We heard evidence last week that you need technical and scientific expertise to be able to advise the Scottish and UK bodies. Are there enough people out there to give that advice?

Professor Macdonald

Yes. I say that slowly because, in Scotland, we are thin on the ground. I think that we have enough people, but we would not replicate. If the IIAC does useful research and comes up with good evidence—it has top scientists as well—we would not repeat that. In Scotland, between the various institutes and research areas, there is a nucleus. However, the expertise is thin on the ground. It would have to be properly organised and funded, and there would have to be a background of research and people processing data to pick up things early.

The answer to your question is yes, but we could do with a lot more people in occupational health generally and in academic occupational health.

Thank you. Ms Kenyon, do you want to come in on this one?

Lucy Kenyon

I echo everything that Ewan Macdonald has said. I could not say it any better.

Excellent. I will stop there.

Thank you very much, and thank you to Lucy and—sorry, do you want to come in, Bob? Please be quite quick.

Bob Doris

Sorry, convener. I will be brief.

It is my understanding—I am sorry if I have got this wrong—that the DWP has said that experts who sit on IIAC cannot also sit on any Scottish advisory board. I think that that might be the situation. Do you have any views on that? I would compare that with the National Institute for Health and Care Excellence and the Scottish Medicines Consortium—the bodies that deal with UK health approval and Scottish health approval—which have something called multiple technology appraisals, through which they do things jointly from time to time.

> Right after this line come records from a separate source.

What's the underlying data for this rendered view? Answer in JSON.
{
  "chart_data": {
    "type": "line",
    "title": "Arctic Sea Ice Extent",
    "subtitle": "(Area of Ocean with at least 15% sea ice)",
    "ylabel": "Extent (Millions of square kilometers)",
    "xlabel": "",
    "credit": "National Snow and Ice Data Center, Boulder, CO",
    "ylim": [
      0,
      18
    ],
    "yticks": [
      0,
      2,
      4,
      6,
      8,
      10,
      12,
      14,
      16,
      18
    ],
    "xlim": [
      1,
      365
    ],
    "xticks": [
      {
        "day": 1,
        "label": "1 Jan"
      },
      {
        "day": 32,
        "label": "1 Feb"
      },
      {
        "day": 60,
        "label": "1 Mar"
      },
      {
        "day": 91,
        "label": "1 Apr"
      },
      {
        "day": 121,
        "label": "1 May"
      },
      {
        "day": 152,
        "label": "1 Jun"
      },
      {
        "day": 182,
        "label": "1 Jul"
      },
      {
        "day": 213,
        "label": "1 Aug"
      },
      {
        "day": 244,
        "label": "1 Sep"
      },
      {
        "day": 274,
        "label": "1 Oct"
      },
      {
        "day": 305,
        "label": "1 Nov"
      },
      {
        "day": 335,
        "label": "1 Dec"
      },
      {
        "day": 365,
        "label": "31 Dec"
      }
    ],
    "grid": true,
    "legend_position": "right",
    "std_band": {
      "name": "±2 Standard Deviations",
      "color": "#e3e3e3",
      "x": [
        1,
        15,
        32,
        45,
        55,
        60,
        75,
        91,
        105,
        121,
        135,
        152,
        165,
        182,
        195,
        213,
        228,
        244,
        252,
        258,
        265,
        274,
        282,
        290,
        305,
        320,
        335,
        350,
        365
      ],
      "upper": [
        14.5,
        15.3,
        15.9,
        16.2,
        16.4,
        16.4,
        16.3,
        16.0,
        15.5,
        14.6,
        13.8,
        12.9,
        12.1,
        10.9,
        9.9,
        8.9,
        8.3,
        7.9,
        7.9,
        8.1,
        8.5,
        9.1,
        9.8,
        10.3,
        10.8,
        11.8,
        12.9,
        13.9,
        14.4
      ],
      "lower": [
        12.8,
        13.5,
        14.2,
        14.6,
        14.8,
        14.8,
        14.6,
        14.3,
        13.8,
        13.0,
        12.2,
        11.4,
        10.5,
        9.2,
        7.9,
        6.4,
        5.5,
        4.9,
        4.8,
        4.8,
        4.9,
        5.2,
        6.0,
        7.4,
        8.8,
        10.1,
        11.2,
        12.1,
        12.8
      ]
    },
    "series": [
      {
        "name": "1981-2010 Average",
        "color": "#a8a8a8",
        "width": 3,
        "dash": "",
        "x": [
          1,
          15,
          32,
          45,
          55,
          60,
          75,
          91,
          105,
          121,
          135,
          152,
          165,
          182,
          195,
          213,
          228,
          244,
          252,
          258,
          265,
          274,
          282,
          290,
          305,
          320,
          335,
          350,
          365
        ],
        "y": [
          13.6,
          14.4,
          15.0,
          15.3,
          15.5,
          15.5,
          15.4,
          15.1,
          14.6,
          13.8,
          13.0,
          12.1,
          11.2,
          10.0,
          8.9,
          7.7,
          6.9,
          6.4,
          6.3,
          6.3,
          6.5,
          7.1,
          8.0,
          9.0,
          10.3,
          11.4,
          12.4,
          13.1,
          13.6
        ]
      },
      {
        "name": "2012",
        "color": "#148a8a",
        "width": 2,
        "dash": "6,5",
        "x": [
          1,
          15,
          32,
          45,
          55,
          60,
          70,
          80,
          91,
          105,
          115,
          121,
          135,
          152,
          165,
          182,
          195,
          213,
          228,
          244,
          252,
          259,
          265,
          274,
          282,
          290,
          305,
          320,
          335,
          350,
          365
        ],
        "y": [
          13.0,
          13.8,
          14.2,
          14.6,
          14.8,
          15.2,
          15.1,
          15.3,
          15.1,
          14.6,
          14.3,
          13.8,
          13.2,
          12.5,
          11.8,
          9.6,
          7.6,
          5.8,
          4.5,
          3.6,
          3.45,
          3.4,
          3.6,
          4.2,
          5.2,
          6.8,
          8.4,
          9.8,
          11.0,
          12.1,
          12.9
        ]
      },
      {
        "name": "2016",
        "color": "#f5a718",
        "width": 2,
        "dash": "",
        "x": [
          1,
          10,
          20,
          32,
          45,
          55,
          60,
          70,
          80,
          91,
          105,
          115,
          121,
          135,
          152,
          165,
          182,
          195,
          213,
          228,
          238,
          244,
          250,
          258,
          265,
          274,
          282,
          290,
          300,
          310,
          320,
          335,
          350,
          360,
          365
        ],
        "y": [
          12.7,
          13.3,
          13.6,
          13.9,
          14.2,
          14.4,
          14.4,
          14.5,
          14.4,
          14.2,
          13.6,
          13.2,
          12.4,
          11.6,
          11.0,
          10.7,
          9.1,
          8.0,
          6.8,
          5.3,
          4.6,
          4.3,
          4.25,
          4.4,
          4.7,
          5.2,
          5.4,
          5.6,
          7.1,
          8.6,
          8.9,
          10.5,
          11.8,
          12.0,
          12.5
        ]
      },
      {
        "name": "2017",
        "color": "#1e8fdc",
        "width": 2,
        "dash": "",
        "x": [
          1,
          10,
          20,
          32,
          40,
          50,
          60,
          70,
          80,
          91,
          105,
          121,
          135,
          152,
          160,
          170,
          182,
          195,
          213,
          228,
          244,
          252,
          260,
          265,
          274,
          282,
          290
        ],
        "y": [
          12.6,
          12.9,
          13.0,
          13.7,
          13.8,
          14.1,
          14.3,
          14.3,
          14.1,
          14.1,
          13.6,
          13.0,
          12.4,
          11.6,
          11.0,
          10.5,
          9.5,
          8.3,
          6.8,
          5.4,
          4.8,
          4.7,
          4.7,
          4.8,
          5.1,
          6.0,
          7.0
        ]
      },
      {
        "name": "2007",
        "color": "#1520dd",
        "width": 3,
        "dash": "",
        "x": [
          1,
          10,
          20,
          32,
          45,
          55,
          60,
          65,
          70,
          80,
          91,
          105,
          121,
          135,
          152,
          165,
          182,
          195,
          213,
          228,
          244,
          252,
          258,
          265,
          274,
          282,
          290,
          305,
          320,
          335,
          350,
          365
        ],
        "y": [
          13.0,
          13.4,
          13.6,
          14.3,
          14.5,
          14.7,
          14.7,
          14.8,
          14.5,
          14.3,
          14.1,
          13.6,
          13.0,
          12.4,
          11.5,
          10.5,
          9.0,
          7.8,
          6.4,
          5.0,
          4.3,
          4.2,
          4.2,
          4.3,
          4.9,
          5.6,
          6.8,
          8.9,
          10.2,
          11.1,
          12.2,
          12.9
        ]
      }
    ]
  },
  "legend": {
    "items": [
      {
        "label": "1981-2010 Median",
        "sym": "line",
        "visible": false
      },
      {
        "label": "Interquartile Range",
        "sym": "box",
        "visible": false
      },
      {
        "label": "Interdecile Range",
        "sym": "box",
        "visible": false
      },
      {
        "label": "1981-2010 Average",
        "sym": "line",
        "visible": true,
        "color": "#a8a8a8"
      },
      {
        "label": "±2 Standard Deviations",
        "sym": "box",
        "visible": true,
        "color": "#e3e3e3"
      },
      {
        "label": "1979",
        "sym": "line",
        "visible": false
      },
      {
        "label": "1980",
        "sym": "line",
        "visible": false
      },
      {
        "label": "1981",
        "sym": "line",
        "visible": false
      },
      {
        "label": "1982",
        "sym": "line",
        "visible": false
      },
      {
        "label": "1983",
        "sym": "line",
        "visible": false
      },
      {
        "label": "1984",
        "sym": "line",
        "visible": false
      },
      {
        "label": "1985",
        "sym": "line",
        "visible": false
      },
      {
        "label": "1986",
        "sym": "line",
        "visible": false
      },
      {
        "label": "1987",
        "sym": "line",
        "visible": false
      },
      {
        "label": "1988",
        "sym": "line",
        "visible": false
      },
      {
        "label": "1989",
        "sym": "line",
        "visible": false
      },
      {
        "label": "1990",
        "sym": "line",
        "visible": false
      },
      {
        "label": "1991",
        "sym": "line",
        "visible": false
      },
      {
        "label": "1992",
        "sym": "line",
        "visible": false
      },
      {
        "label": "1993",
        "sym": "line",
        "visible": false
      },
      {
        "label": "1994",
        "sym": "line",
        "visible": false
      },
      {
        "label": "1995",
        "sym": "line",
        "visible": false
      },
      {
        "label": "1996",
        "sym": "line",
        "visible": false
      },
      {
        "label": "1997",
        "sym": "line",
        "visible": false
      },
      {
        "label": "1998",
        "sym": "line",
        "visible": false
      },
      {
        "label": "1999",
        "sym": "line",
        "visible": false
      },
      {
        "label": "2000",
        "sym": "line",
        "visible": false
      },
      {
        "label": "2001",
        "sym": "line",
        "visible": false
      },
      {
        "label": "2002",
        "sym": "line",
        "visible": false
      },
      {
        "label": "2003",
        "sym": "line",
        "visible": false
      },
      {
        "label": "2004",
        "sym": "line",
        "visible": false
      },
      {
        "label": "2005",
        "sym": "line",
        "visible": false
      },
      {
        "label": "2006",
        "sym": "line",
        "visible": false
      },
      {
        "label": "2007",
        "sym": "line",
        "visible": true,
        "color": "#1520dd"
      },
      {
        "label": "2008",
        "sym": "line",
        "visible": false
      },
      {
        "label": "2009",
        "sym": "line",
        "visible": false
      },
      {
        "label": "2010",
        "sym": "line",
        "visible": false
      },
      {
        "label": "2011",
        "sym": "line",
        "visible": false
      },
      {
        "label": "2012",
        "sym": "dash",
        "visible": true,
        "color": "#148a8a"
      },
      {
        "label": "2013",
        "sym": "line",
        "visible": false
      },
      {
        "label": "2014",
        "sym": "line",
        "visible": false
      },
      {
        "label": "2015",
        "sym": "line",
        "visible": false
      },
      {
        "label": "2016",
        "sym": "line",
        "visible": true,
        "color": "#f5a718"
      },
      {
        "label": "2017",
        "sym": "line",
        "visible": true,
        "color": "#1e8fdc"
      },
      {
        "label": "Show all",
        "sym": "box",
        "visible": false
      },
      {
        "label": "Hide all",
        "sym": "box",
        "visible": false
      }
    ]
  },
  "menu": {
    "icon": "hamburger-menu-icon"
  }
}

There appears to be a barrier there. Do you have any thoughts in relation to that barrier? Please be brief, or the convener really will give me a hard time.

Professor Macdonald

There should not be a barrier. Scotland may be a separate country, but we are on the same island, we speak the same language and we all know each other. We should feed off each other.

Thank you very much, professor. That was very brief.

Lucy Kenyon

We have cross-border working within the UK. Therefore, it is essential that we are all singing from the same hymn sheet, so we absolutely need to be talking and coming to a joint decision. That echoes what Ewan Macdonald said.

The Convener

I thank our witnesses very much for taking part and sharing their expertise. I found it very interesting and helpful, as did all the members. We will continue to take evidence on the bill next week. Thank you once again.

That concludes our public business. We will now move into private session to consider the remaining items on the agenda.

10:10 Meeting continued in private until 11:33.